In allen Zielstaaten der Arbeitsmigration weisen die Eltern der als Migranten erfassten Jugendlichen eine kürzere Schulbesuchszeit und einen geringeren ökonomischen, sozialen und kulturellen Status auf als die Eltern von Nichtmigranten. Nirgendwo ist dieser Unterschied … aber so stark wie in Deutschland.

Konsortium Bildungberichterstattung, Bildung in Deutschland, 2006

Allensbach Studie

Kontakte zwischen Zuwanderern und Deutschen nehmen zu

Die Kontakte zwischen Zuwanderern und Deutschen ohne Migrationshintergrund haben über die Jahrzehnte zugenommen: bevölkerungsrepräsentative Umfragen des Allensbacher Instituts zeigen, dass während 1985 nur 30 Prozent mit Zuwanderern befreundet waren, 2008 bereits 46 Prozent Zuwanderer zu ihrem Freundeskreis zählten.

Die deutsche Gesellschaft ist heute viel heterogener, als sie es vor 30 Jahren war, und insbesondere junge Menschen wachsen bereits in einem kulturell vielfältigeren Umfeld auf. So sind 65 Prozent der jungen Menschen zwischen 16 und 24 Jahren mit Zuwanderern befreundet (2008). Entsprechend geben über 70 Prozent der jüngeren Zuwanderer (16- bis 24-jährige) und der in Deutschland Geborenen an, viele deutsche Freunde zu haben.

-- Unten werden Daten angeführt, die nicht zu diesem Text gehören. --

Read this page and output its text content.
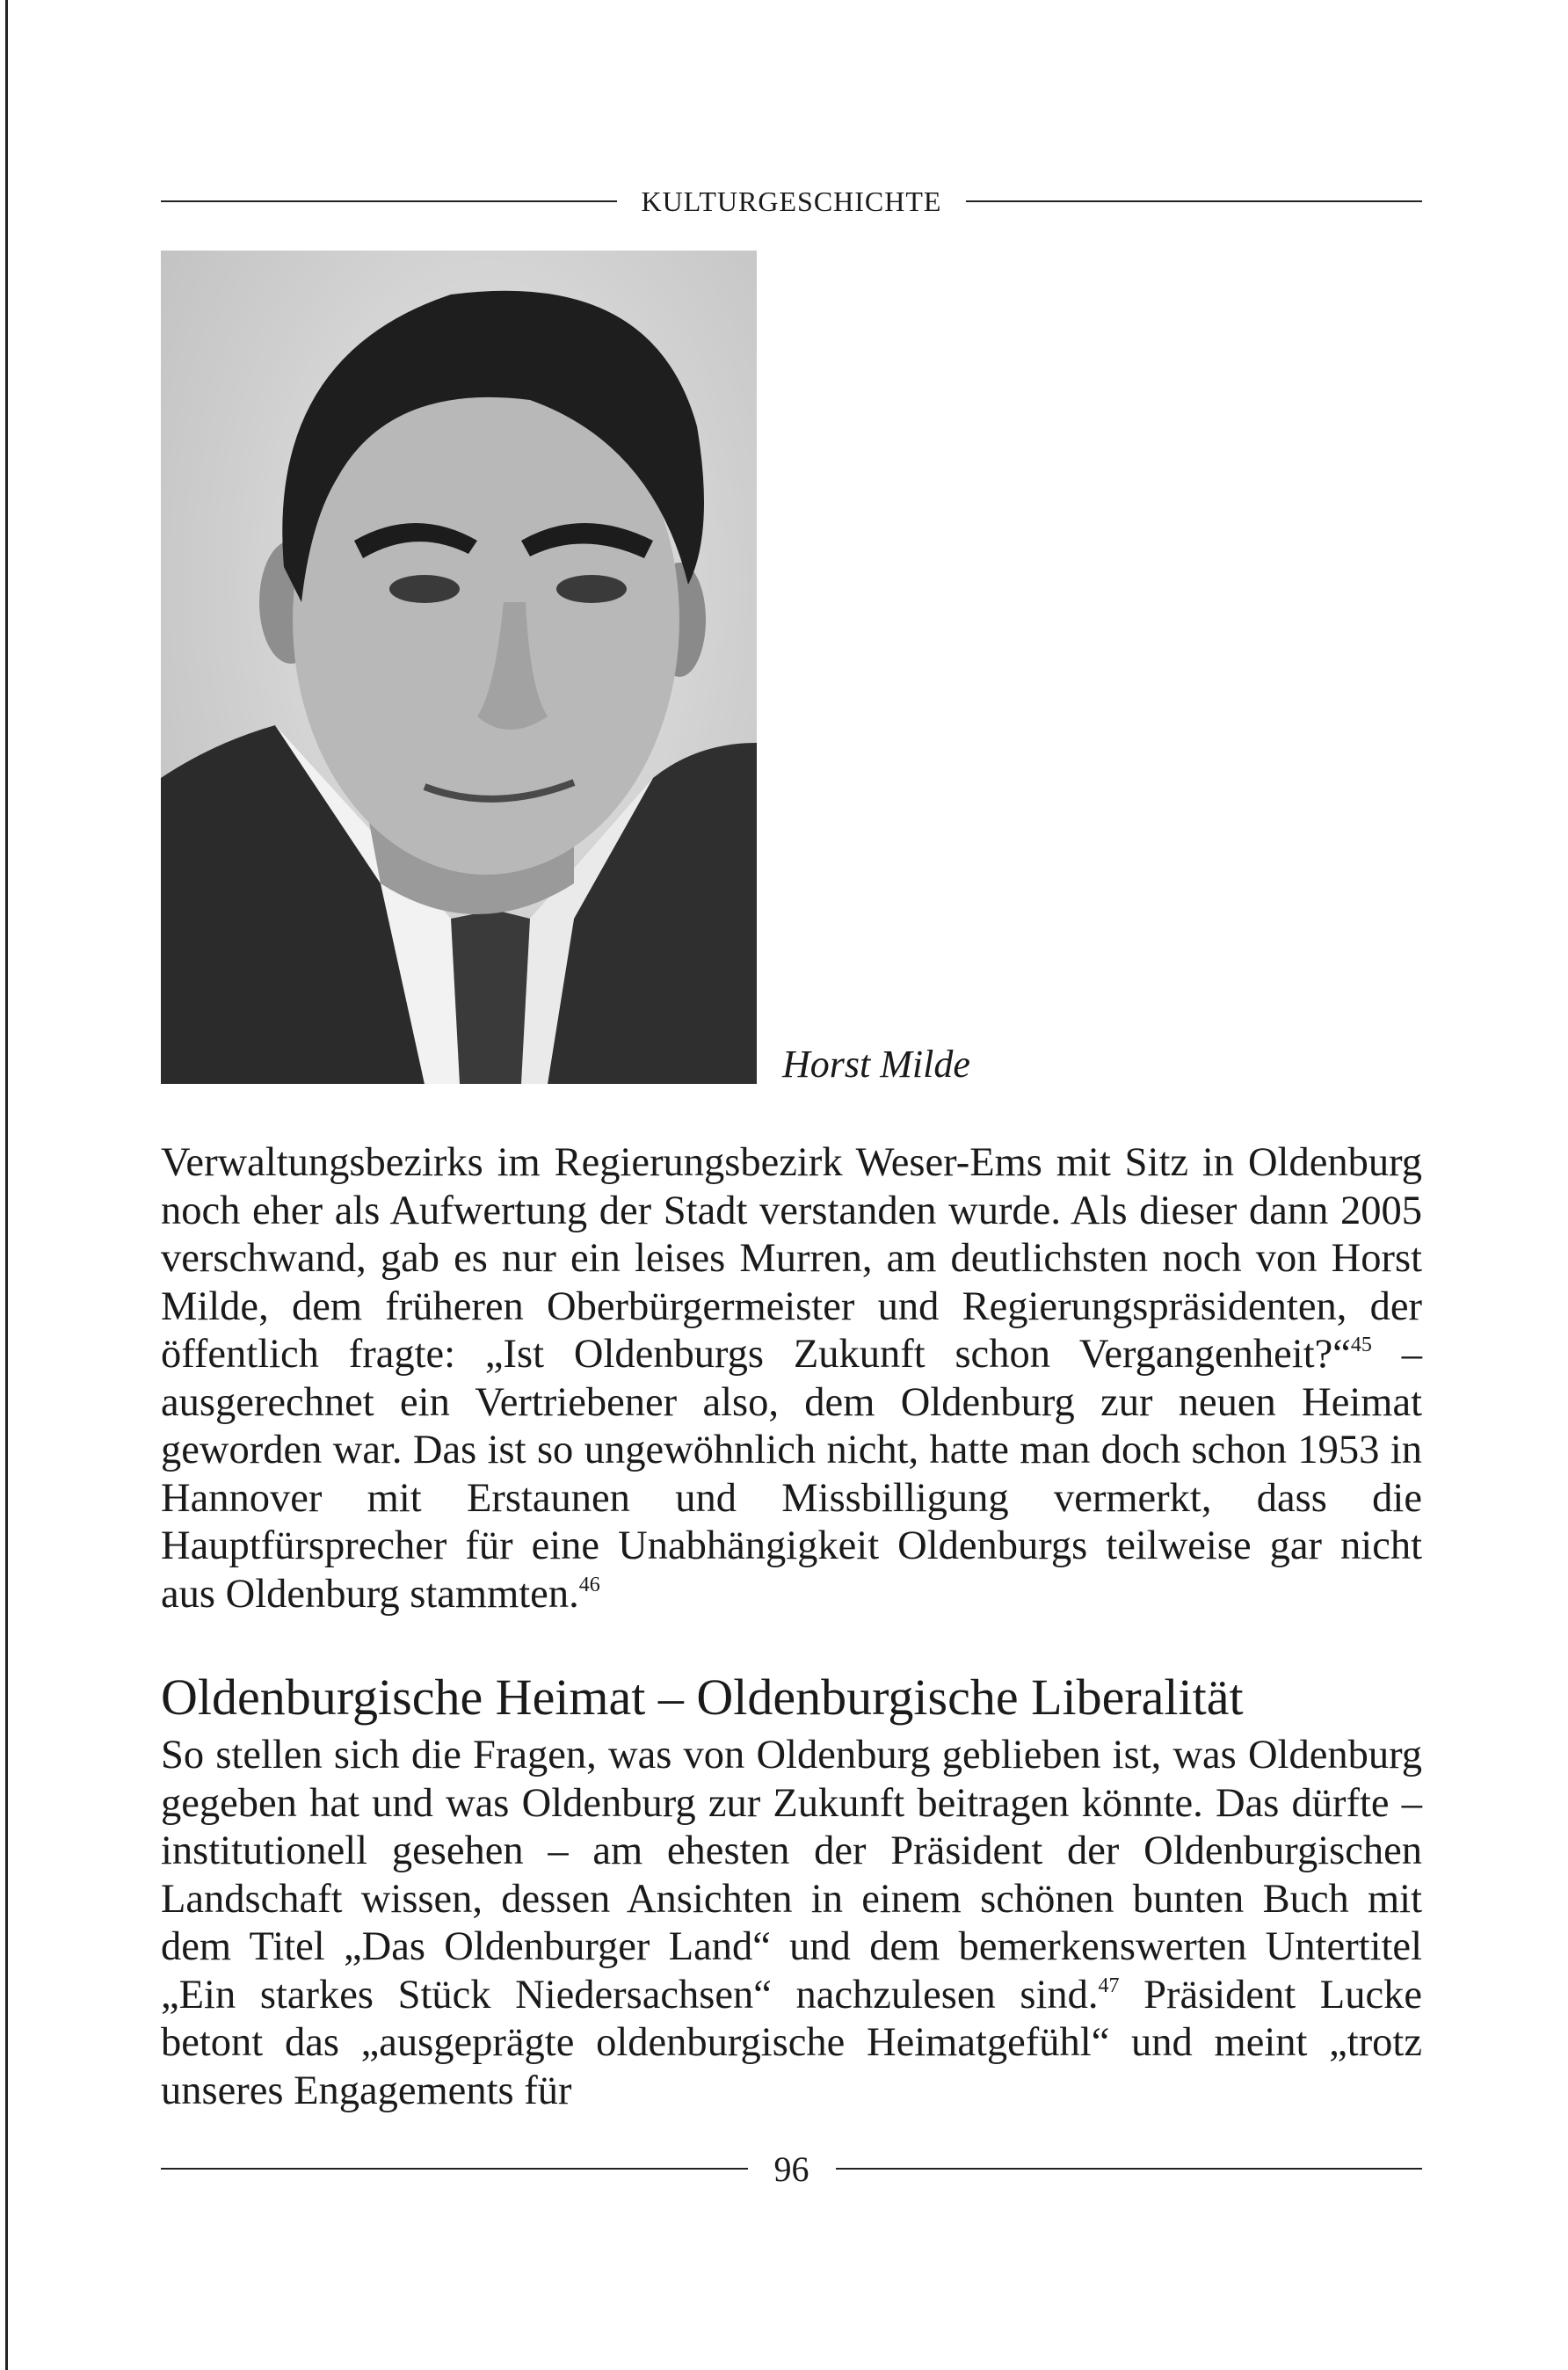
KULTURGESCHICHTE
Horst Milde

Verwaltungsbezirks im Regierungsbezirk Weser-Ems mit Sitz in Oldenburg noch eher als Aufwertung der Stadt verstanden wurde. Als dieser dann 2005 verschwand, gab es nur ein leises Murren, am deutlichsten noch von Horst Milde, dem früheren Oberbürgermeister und Regierungspräsidenten, der öffentlich fragte: „Ist Oldenburgs Zukunft schon Vergangenheit?“$^{45}$ – ausgerechnet ein Vertriebener also, dem Oldenburg zur neuen Heimat geworden war. Das ist so ungewöhnlich nicht, hatte man doch schon 1953 in Hannover mit Erstaunen und Missbilligung vermerkt, dass die Hauptfürsprecher für eine Unabhängigkeit Oldenburgs teilweise gar nicht aus Oldenburg stammten.$^{46}$

Oldenburgische Heimat – Oldenburgische Liberalität

So stellen sich die Fragen, was von Oldenburg geblieben ist, was Oldenburg gegeben hat und was Oldenburg zur Zukunft beitragen könnte. Das dürfte – institutionell gesehen – am ehesten der Präsident der Oldenburgischen Landschaft wissen, dessen Ansichten in einem schönen bunten Buch mit dem Titel „Das Oldenburger Land“ und dem bemerkenswerten Untertitel „Ein starkes Stück Niedersachsen“ nachzulesen sind.$^{47}$ Präsident Lucke betont das „ausgeprägte oldenburgische Heimatgefühl“ und meint „trotz unseres Engagements für

96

Der Freundeskreis der meisten Zuwanderer (43 Prozent) setzt sich sowohl aus Zuwanderern als auch aus Deutschen ohne Migrationshintergrund zusammen. 22 Prozent haben einen Freundeskreis, der sich überwiegend oder ausschließlich aus Deutschen zusammensetzt. Freunde, die ausschließlich oder überwiegend aus Zuwandererfamilien stammen, haben 35 Prozent der Zuwanderer.

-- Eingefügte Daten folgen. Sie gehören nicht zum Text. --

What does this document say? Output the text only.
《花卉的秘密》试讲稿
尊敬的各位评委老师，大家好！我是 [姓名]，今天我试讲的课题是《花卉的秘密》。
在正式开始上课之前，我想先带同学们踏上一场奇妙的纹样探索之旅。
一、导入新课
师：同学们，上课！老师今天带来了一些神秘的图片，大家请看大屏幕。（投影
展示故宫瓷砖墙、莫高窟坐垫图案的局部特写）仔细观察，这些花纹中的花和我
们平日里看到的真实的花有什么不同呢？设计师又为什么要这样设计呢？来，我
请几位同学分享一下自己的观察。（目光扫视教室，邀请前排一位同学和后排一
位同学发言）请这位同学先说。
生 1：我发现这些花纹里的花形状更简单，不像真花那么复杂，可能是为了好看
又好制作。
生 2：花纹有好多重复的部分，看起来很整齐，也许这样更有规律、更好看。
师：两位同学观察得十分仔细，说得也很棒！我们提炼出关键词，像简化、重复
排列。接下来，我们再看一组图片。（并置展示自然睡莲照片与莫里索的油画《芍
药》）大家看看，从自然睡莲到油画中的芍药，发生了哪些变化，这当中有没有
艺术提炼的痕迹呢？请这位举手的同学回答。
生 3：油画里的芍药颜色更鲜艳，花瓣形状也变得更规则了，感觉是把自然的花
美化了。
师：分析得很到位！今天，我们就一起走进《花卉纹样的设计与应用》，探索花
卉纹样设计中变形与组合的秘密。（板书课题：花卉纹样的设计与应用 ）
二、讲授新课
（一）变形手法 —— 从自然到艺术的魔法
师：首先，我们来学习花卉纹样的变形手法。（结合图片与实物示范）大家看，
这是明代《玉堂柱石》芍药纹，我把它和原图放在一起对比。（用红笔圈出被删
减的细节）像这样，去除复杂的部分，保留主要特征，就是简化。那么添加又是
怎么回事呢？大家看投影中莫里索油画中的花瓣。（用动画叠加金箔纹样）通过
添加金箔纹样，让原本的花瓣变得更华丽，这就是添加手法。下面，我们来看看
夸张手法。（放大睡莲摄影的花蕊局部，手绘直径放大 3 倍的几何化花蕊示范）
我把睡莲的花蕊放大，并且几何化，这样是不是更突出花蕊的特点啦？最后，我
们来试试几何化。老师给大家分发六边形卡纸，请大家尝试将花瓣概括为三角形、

Im Vergleich zu anderen Zuwanderergruppen haben Russisch- und Türkischstämmige die wenigsten deutschen Freunde: knapp die Hälfte der russischen und türkischen Zuwanderer hat ausschließlich oder überwiegend einen nichtdeutschen Freundeskreis.

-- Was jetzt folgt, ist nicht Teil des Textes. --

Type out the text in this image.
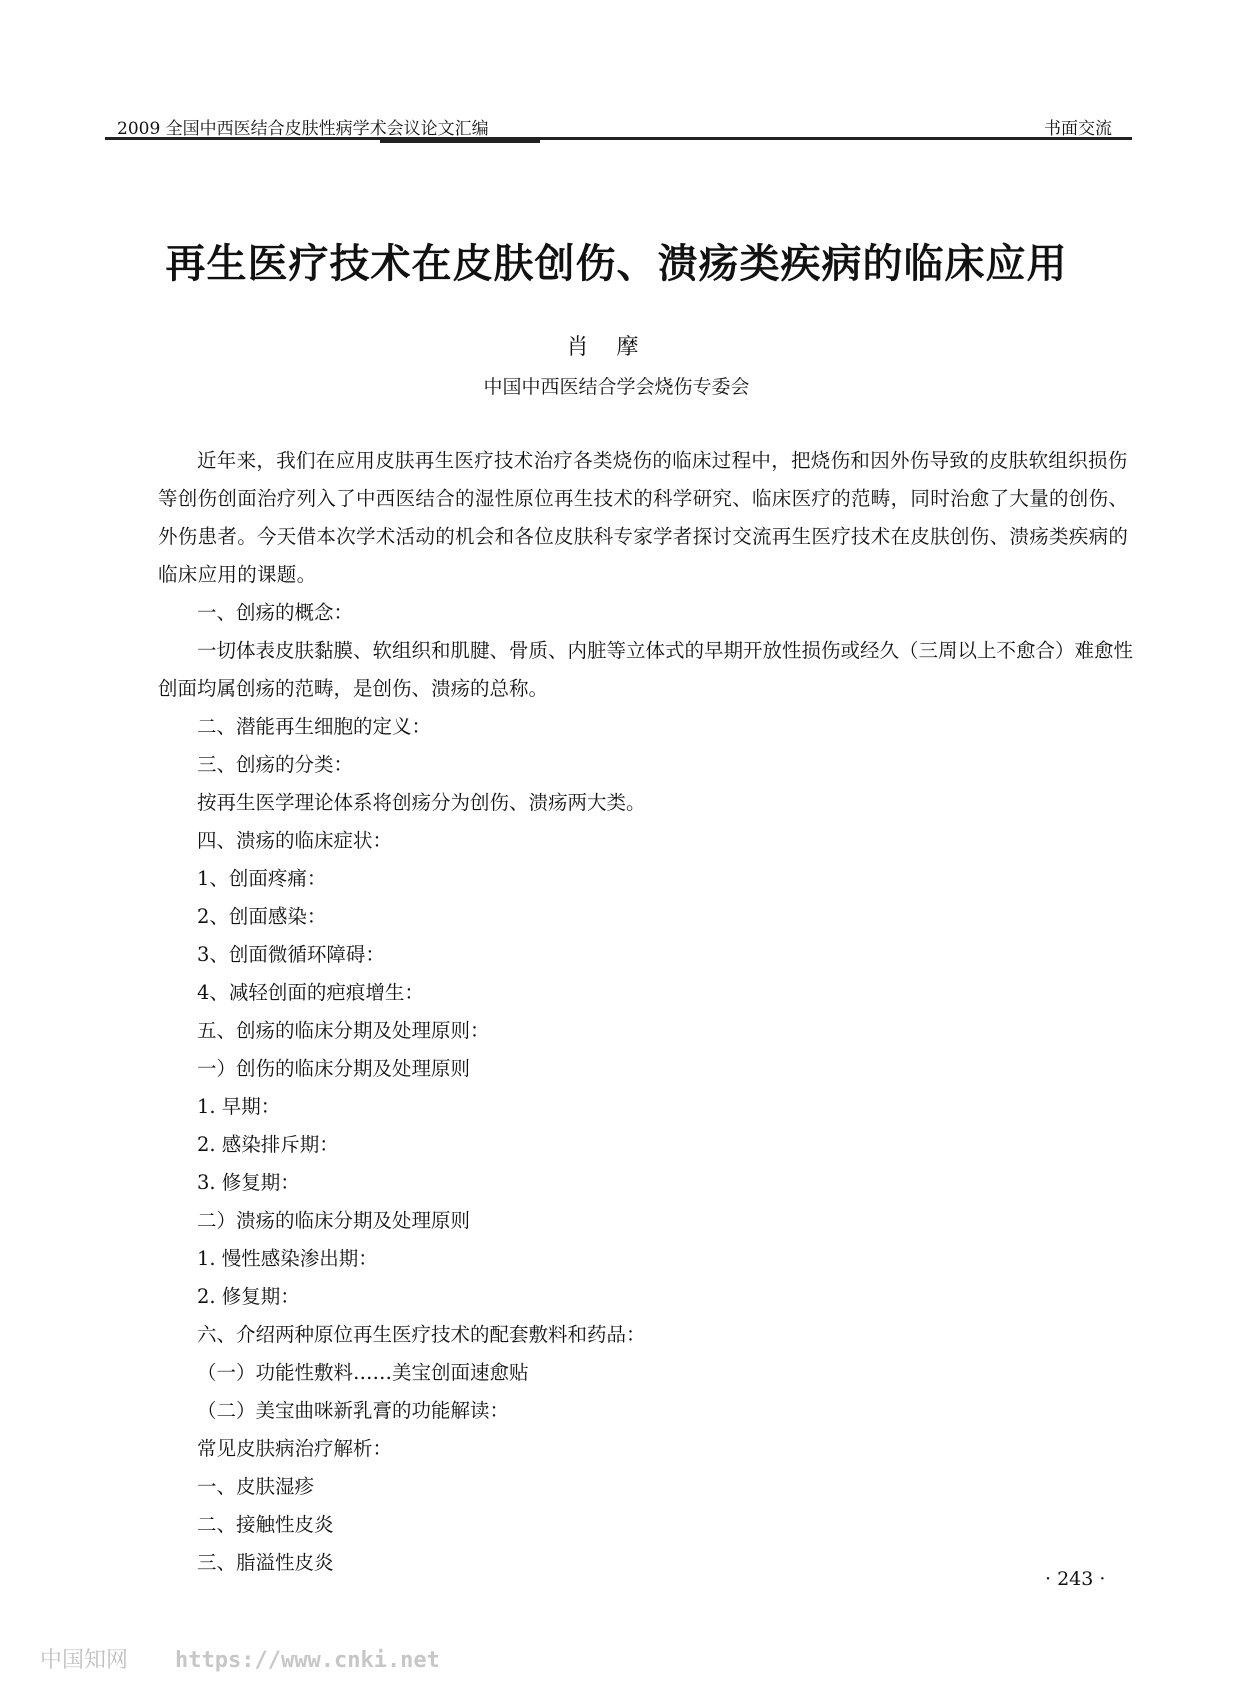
2009 全国中西医结合皮肤性病学术会议论文汇编	书面交流
再生医疗技术在皮肤创伤、溃疡类疾病的临床应用
肖摩
中国中西医结合学会烧伤专委会

近年来，我们在应用皮肤再生医疗技术治疗各类烧伤的临床过程中，把烧伤和因外伤导致的皮肤软组织损伤等创伤创面治疗列入了中西医结合的湿性原位再生技术的科学研究、临床医疗的范畴，同时治愈了大量的创伤、外伤患者。今天借本次学术活动的机会和各位皮肤科专家学者探讨交流再生医疗技术在皮肤创伤、溃疡类疾病的临床应用的课题。

一、创疡的概念：

一切体表皮肤黏膜、软组织和肌腱、骨质、内脏等立体式的早期开放性损伤或经久（三周以上不愈合）难愈性创面均属创疡的范畴，是创伤、溃疡的总称。

二、潜能再生细胞的定义：

三、创疡的分类：

按再生医学理论体系将创疡分为创伤、溃疡两大类。

四、溃疡的临床症状：

1、创面疼痛：

2、创面感染：

3、创面微循环障碍：

4、减轻创面的疤痕增生：

五、创疡的临床分期及处理原则：

一）创伤的临床分期及处理原则

1. 早期：

2. 感染排斥期：

3. 修复期：

二）溃疡的临床分期及处理原则

1. 慢性感染渗出期：

2. 修复期：

六、介绍两种原位再生医疗技术的配套敷料和药品：

（一）功能性敷料……美宝创面速愈贴

（二）美宝曲咪新乳膏的功能解读：

常见皮肤病治疗解析：

一、皮肤湿疹

二、接触性皮炎

三、脂溢性皮炎

· 243 ·
中国知网 https://www.cnki.net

Trotz dem verstärkten freundschaftlichen Kontakt zwischen Zuwanderern und Deutschen ohne Migrationshintergrund scheint die gegenseitige Wahrnehmung auch von Skepsis geprägt zu sein. Die Gesamtbevölkerung empfindet die Zuwanderer als zurückhaltend: 2008 waren 50 Prozent der Meinung, dass die meisten Zuwanderer eher unter sich bleiben wollen, 26 Prozent meinten, dass die meisten den Kontakt zu Deutschen suchen1.

Die meisten Zuwanderer nehmen Deutsche ohne Migrationshintergrund ähnlich zurückhaltend wahr, bescheinigen ihnen aber zugleich, dass sie in den letzten Jahren offener gegenüber Zuwanderer geworden sind. 31 Prozent haben den Eindruck, dass die meisten Deutschen heute offen auf Zuwanderer zugehen, 53 Prozent erleben sie eher als zurückhaltend. 39 Prozent erleben die deutsche Bevölkerung heute offener als noch vor einigen Jahren, während nur jeder Fünfte wachsende Zurückhaltung konstatiert. Die Entwicklung der Deutschen im Umgang mit Zuwanderern in den letzten 10 Jahren wird tendenziell positiv betrachtet, ein fast genau so großer Anteil (33 Prozent) ist jedoch der Ansicht, dass sich kaum etwas in der Einstellung der Deutschen verändert hat. Vor allem die in Deutschland geborenen Zuwanderer haben den Eindruck, dass die Offenheit gegenüber den Zuwanderern wächst (54 Prozent).

Die Einstellungen variieren stark nach Zuwanderergruppe. Wiederum erleben besonders Türkischstämmige die Deutschen zurückhaltender als die anderen Zuwanderer (71 Prozent). Nur italienische Zuwanderer und Zuwanderer aus dem ehemaligen Jugoslawien sind mehrheitlich der Meinung, dass die Deutschen offen auf Zuwanderer zugehen (44 bzw. 45 Prozent).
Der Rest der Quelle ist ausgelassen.